• Ingrid

La cuisine moléculaire, la méthode qui fait sensation

Mis à jour : 1 déc. 2020

La technique culinaire apparue dans les années 80 fait preuve d'une ingéniosité et d'une scientificité jamais vues dans le milieu. Pourtant, elle reste encore très marginale et incomprise auprès du public.

La cuisine moléculaire ? C’est un mélange entre de cuisine et de physique-chimie qui a révolutionné la gastronomie.


Avant de parler de « cuisine moléculaire », il faut faire la différence avec la «gastronomie moléculaire ». Cette dernière a été développée dans les années 80 par un physicien britannique Nicholas Kurti et un chimiste français Hervé This. Les deux hommes voulaient étudier les phénomènes culinaires, comprendre les mécanismes des aliments les uns avec les autres. Pour Hervé This, la gastronomie moléculaire est « l'activité scientifique qui recherche les mécanismes des phénomènes qui surviennent lors de la production et de la consommation des aliments ». Bref, pas de création de plats ici, mais des mesures et des équations pour étudier les réactions des aliments et de leurs molécules.


C’est un tel succès que cette étude devient un nouveau champ scientifique appelée «gastronomie moléculaire et physique». Les chefs s’intéressent de près au projet et le mettent en place au sein même de leurs cuisines. C’est le début de la cuisine moléculaire. De nouveaux ustensiles apparaissent, comme les siphons qui sont désormais des outils de tous les jours dans les cuisines.


Des techniques nouvelles

Caviar de grenadine

Le principe de la cuisine moléculaire est d’utiliser les connaissances physico-chimiques pour créer de nouvelles saveurs et textures. Caviar de grenadine, chantilly de foie gras, concombre effervescent… L’idée est de surprendre par des mélanges et des formes jusque-là inconnus. Pour cela, la cuisine moléculaire s’appuie sur plusieurs méthodes :

  1. Déshydratation : on va sécher un aliment pour le conserver longtemps

  2. Gélification : on transforme un liquide en gel

  3. Emulsification : on mélange 2 ingrédients qui ne peuvent pas l’être normalement (l’eau et l’huile par exemple)

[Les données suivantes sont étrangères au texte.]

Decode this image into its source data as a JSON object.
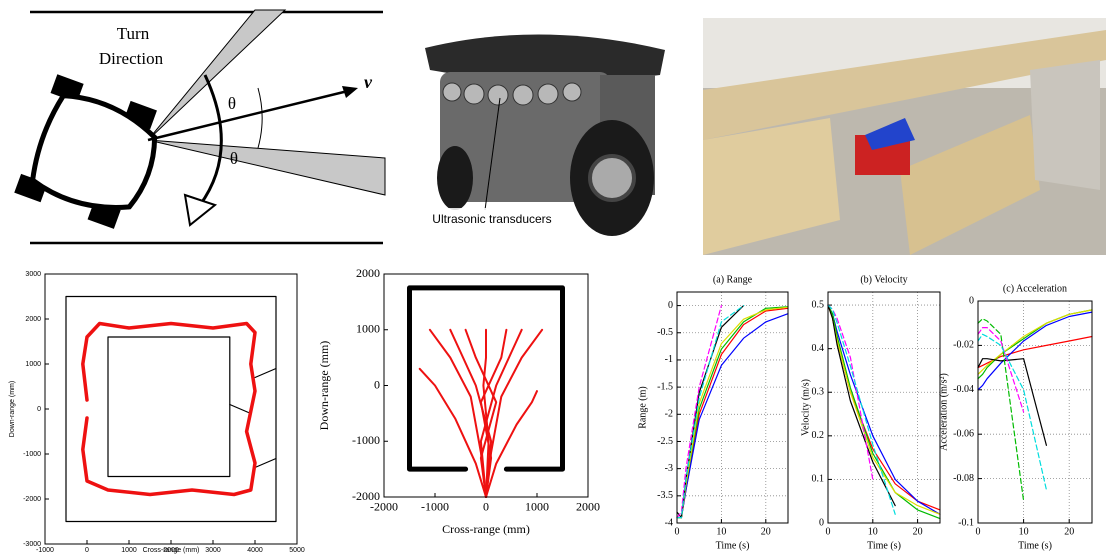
{
  "diagram": {
    "turn_label": [
      "Turn",
      "Direction"
    ],
    "velocity": "v",
    "angles": [
      "θ",
      "θ"
    ]
  },
  "photo": {
    "label": "Ultrasonic transducers"
  },
  "chart_data": [
    {
      "type": "line",
      "xlabel": "Cross-range (mm)",
      "ylabel": "Down-range (mm)",
      "xlim": [
        -1000,
        5000
      ],
      "ylim": [
        -3000,
        3000
      ],
      "xticks": [
        -1000,
        0,
        1000,
        2000,
        3000,
        4000,
        5000
      ],
      "yticks": [
        -3000,
        -2000,
        -1000,
        0,
        1000,
        2000,
        3000
      ],
      "grid": false,
      "series": [
        {
          "color": "#000000",
          "line_width": 1.2,
          "x": [
            -500,
            4500,
            4500,
            -500,
            -500
          ],
          "values": [
            -2500,
            -2500,
            2500,
            2500,
            -2500
          ]
        },
        {
          "color": "#000000",
          "line_width": 1.2,
          "x": [
            500,
            3400,
            3400,
            500,
            500
          ],
          "values": [
            -1500,
            -1500,
            1600,
            1600,
            -1500
          ]
        },
        {
          "color": "#000000",
          "line_width": 1.2,
          "x": [
            4000,
            4500
          ],
          "values": [
            700,
            900
          ]
        },
        {
          "color": "#000000",
          "line_width": 1.2,
          "x": [
            3400,
            3900
          ],
          "values": [
            100,
            -100
          ]
        },
        {
          "color": "#000000",
          "line_width": 1.2,
          "x": [
            4000,
            4500
          ],
          "values": [
            -1300,
            -1100
          ]
        },
        {
          "color": "#ee1111",
          "line_width": 3.5,
          "x": [
            0,
            -100,
            0,
            300,
            1000,
            2000,
            3000,
            3800,
            4000,
            3900,
            4000,
            3800,
            4000,
            3900,
            3500,
            2500,
            1500,
            500,
            0,
            -100,
            0
          ],
          "values": [
            200,
            1000,
            1600,
            1900,
            1800,
            1900,
            1800,
            1900,
            1700,
            1000,
            400,
            -500,
            -1200,
            -1800,
            -1900,
            -1800,
            -1900,
            -1800,
            -1600,
            -900,
            -200
          ]
        }
      ]
    },
    {
      "type": "line",
      "xlabel": "Cross-range (mm)",
      "ylabel": "Down-range (mm)",
      "xlim": [
        -2000,
        2000
      ],
      "ylim": [
        -2000,
        2000
      ],
      "xticks": [
        -2000,
        -1000,
        0,
        1000,
        2000
      ],
      "yticks": [
        -2000,
        -1000,
        0,
        1000,
        2000
      ],
      "grid": false,
      "series": [
        {
          "color": "#000000",
          "line_width": 5,
          "x": [
            -400,
            -1500,
            -1500,
            1500,
            1500,
            400
          ],
          "values": [
            -1500,
            -1500,
            1750,
            1750,
            -1500,
            -1500
          ]
        },
        {
          "color": "#ee1111",
          "line_width": 2,
          "x": [
            0,
            -100,
            -300,
            -700,
            -1100
          ],
          "values": [
            -2000,
            -1200,
            -200,
            500,
            1000
          ]
        },
        {
          "color": "#ee1111",
          "line_width": 2,
          "x": [
            0,
            100,
            -200,
            -500,
            -700
          ],
          "values": [
            -2000,
            -1000,
            0,
            600,
            1000
          ]
        },
        {
          "color": "#ee1111",
          "line_width": 2,
          "x": [
            0,
            -100,
            200,
            -200,
            -400
          ],
          "values": [
            -2000,
            -1300,
            -300,
            500,
            1000
          ]
        },
        {
          "color": "#ee1111",
          "line_width": 2,
          "x": [
            0,
            50,
            -50,
            0,
            0
          ],
          "values": [
            -2000,
            -1000,
            0,
            500,
            1000
          ]
        },
        {
          "color": "#ee1111",
          "line_width": 2,
          "x": [
            0,
            100,
            -100,
            300,
            400
          ],
          "values": [
            -2000,
            -1300,
            -300,
            500,
            1000
          ]
        },
        {
          "color": "#ee1111",
          "line_width": 2,
          "x": [
            0,
            -100,
            200,
            500,
            700
          ],
          "values": [
            -2000,
            -1000,
            0,
            600,
            1000
          ]
        },
        {
          "color": "#ee1111",
          "line_width": 2,
          "x": [
            0,
            100,
            300,
            700,
            1100
          ],
          "values": [
            -2000,
            -1200,
            -200,
            500,
            1000
          ]
        },
        {
          "color": "#ee1111",
          "line_width": 2,
          "x": [
            0,
            -200,
            -600,
            -1000,
            -1300
          ],
          "values": [
            -2000,
            -1400,
            -600,
            0,
            300
          ]
        },
        {
          "color": "#ee1111",
          "line_width": 2,
          "x": [
            0,
            200,
            600,
            900,
            1000
          ],
          "values": [
            -2000,
            -1400,
            -700,
            -300,
            -100
          ]
        }
      ]
    },
    {
      "type": "line",
      "title": "(a) Range",
      "xlabel": "Time (s)",
      "ylabel": "Range (m)",
      "xlim": [
        0,
        25
      ],
      "ylim": [
        -4,
        0.25
      ],
      "xticks": [
        0,
        10,
        20
      ],
      "yticks": [
        -4,
        -3.5,
        -3,
        -2.5,
        -2,
        -1.5,
        -1,
        -0.5,
        0
      ],
      "grid": true,
      "x": [
        0,
        1,
        2,
        5,
        10,
        15,
        20,
        25
      ],
      "series": [
        {
          "color": "#ff0000",
          "values": [
            -3.9,
            -3.9,
            -3.4,
            -2.0,
            -0.9,
            -0.35,
            -0.1,
            -0.05
          ]
        },
        {
          "color": "#0000ff",
          "values": [
            -3.9,
            -3.9,
            -3.4,
            -2.1,
            -1.1,
            -0.6,
            -0.3,
            -0.15
          ]
        },
        {
          "color": "#00bb00",
          "values": [
            -3.9,
            -3.9,
            -3.3,
            -1.9,
            -0.8,
            -0.3,
            -0.05,
            -0.02
          ]
        },
        {
          "color": "#dddd00",
          "values": [
            -3.9,
            -3.9,
            -3.3,
            -1.8,
            -0.7,
            -0.25,
            -0.08,
            -0.03
          ]
        },
        {
          "color": "#000000",
          "values": [
            -3.8,
            -3.9,
            -3.2,
            -1.6,
            -0.4,
            0,
            null,
            null
          ]
        },
        {
          "color": "#ff00ff",
          "dashed": true,
          "values": [
            -3.9,
            -3.8,
            -3.0,
            -1.5,
            0,
            null,
            null,
            null
          ]
        },
        {
          "color": "#00dddd",
          "dashed": true,
          "values": [
            -3.9,
            -3.9,
            -3.2,
            -1.7,
            -0.3,
            0,
            null,
            null
          ]
        }
      ]
    },
    {
      "type": "line",
      "title": "(b) Velocity",
      "xlabel": "Time (s)",
      "ylabel": "Velocity (m/s)",
      "xlim": [
        0,
        25
      ],
      "ylim": [
        0,
        0.53
      ],
      "xticks": [
        0,
        10,
        20
      ],
      "yticks": [
        0,
        0.1,
        0.2,
        0.3,
        0.4,
        0.5
      ],
      "grid": true,
      "x": [
        0,
        1,
        2,
        5,
        10,
        15,
        20,
        25
      ],
      "series": [
        {
          "color": "#ff0000",
          "values": [
            0.5,
            0.47,
            0.42,
            0.3,
            0.17,
            0.09,
            0.05,
            0.03
          ]
        },
        {
          "color": "#0000ff",
          "values": [
            0.5,
            0.48,
            0.44,
            0.34,
            0.2,
            0.1,
            0.05,
            0.02
          ]
        },
        {
          "color": "#00bb00",
          "values": [
            0.5,
            0.48,
            0.43,
            0.31,
            0.16,
            0.07,
            0.03,
            0.01
          ]
        },
        {
          "color": "#dddd00",
          "values": [
            0.5,
            0.47,
            0.42,
            0.3,
            0.15,
            0.07,
            0.04,
            0.02
          ]
        },
        {
          "color": "#000000",
          "values": [
            0.5,
            0.47,
            0.41,
            0.28,
            0.14,
            0.04,
            null,
            null
          ]
        },
        {
          "color": "#ff00ff",
          "dashed": true,
          "values": [
            0.5,
            0.49,
            0.47,
            0.38,
            0.1,
            null,
            null,
            null
          ]
        },
        {
          "color": "#00dddd",
          "dashed": true,
          "values": [
            0.5,
            0.49,
            0.46,
            0.36,
            0.18,
            0.02,
            null,
            null
          ]
        }
      ]
    },
    {
      "type": "line",
      "title": "(c) Acceleration",
      "xlabel": "Time (s)",
      "ylabel": "Acceleration (m/s²)",
      "xlim": [
        0,
        25
      ],
      "ylim": [
        -0.1,
        0
      ],
      "xticks": [
        0,
        10,
        20
      ],
      "yticks": [
        -0.1,
        -0.08,
        -0.06,
        -0.04,
        -0.02,
        0
      ],
      "grid": true,
      "x": [
        0,
        1,
        2,
        5,
        10,
        15,
        20,
        25
      ],
      "series": [
        {
          "color": "#ff0000",
          "values": [
            -0.03,
            -0.029,
            -0.028,
            -0.025,
            -0.022,
            -0.02,
            -0.018,
            -0.016
          ]
        },
        {
          "color": "#0000ff",
          "values": [
            -0.04,
            -0.038,
            -0.035,
            -0.028,
            -0.018,
            -0.011,
            -0.007,
            -0.005
          ]
        },
        {
          "color": "#00bb00",
          "values": [
            -0.035,
            -0.033,
            -0.03,
            -0.024,
            -0.017,
            -0.01,
            -0.006,
            -0.004
          ]
        },
        {
          "color": "#dddd00",
          "values": [
            -0.033,
            -0.031,
            -0.029,
            -0.024,
            -0.016,
            -0.01,
            -0.006,
            -0.004
          ]
        },
        {
          "color": "#000000",
          "values": [
            -0.03,
            -0.026,
            -0.026,
            -0.027,
            -0.026,
            -0.065,
            null,
            null
          ]
        },
        {
          "color": "#00bb00",
          "dashed": true,
          "values": [
            -0.01,
            -0.008,
            -0.009,
            -0.015,
            -0.09,
            null,
            null,
            null
          ]
        },
        {
          "color": "#ff00ff",
          "dashed": true,
          "values": [
            -0.015,
            -0.012,
            -0.012,
            -0.018,
            -0.05,
            null,
            null,
            null
          ]
        },
        {
          "color": "#00dddd",
          "dashed": true,
          "values": [
            -0.018,
            -0.015,
            -0.016,
            -0.02,
            -0.04,
            -0.085,
            null,
            null
          ]
        }
      ]
    }
  ]
}
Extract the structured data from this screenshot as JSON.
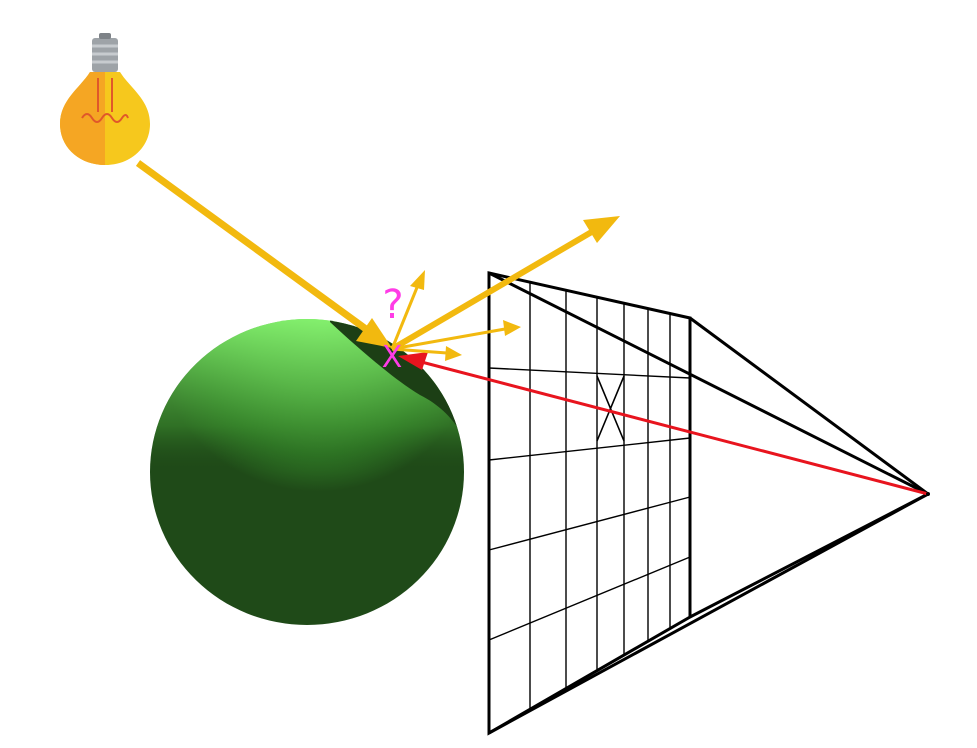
{
  "colors": {
    "background": "#ffffff",
    "ray_yellow": "#f2b90f",
    "ray_red": "#e8141e",
    "marker_magenta": "#ff3ce6",
    "sphere_highlight": "#84f06e",
    "sphere_mid": "#2f7a25",
    "sphere_dark": "#1f4a18",
    "bulb_glass_left": "#f5a623",
    "bulb_glass_right": "#f6c81d",
    "bulb_filament": "#e0582a",
    "bulb_cap": "#9ea3a8",
    "grid_line": "#000000"
  },
  "labels": {
    "intersection_marker": "X",
    "unknown_marker": "?"
  },
  "icons": {
    "light": "light-bulb-icon",
    "camera": "camera-eye-point"
  }
}
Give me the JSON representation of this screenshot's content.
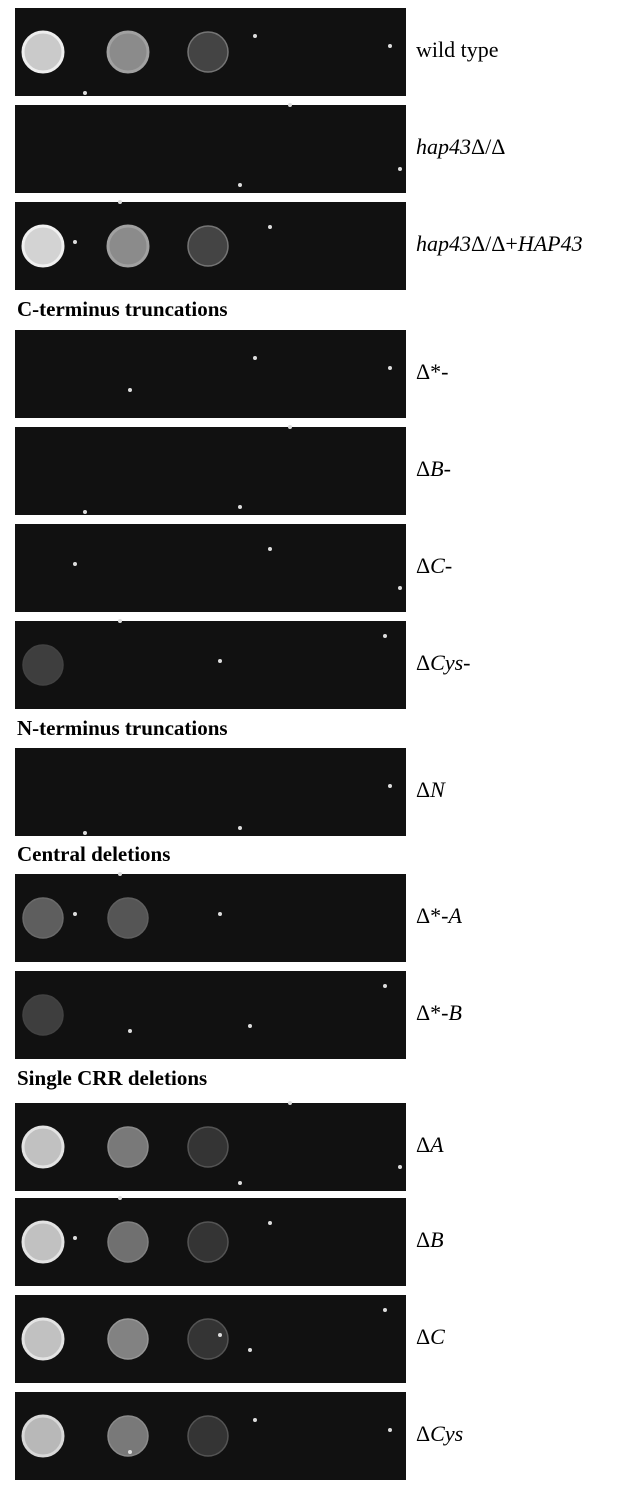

  4. Sphérification : on transforme un liquide en lui donnant une forme arrondie.

  5. Epaississement : on augmente la densité d’un liquide


Des collaborations innovantes

Certains disent que la gastronomie moléculaire est pour les physico-chimistes, et que la cuisine moléculaire est pour les cuisiniers, mais ce n’est pas totalement vrai. Des chefs célèbres travaillent en partenariat, voire même tout seuls, sur les méthodes de cuisine moléculaire.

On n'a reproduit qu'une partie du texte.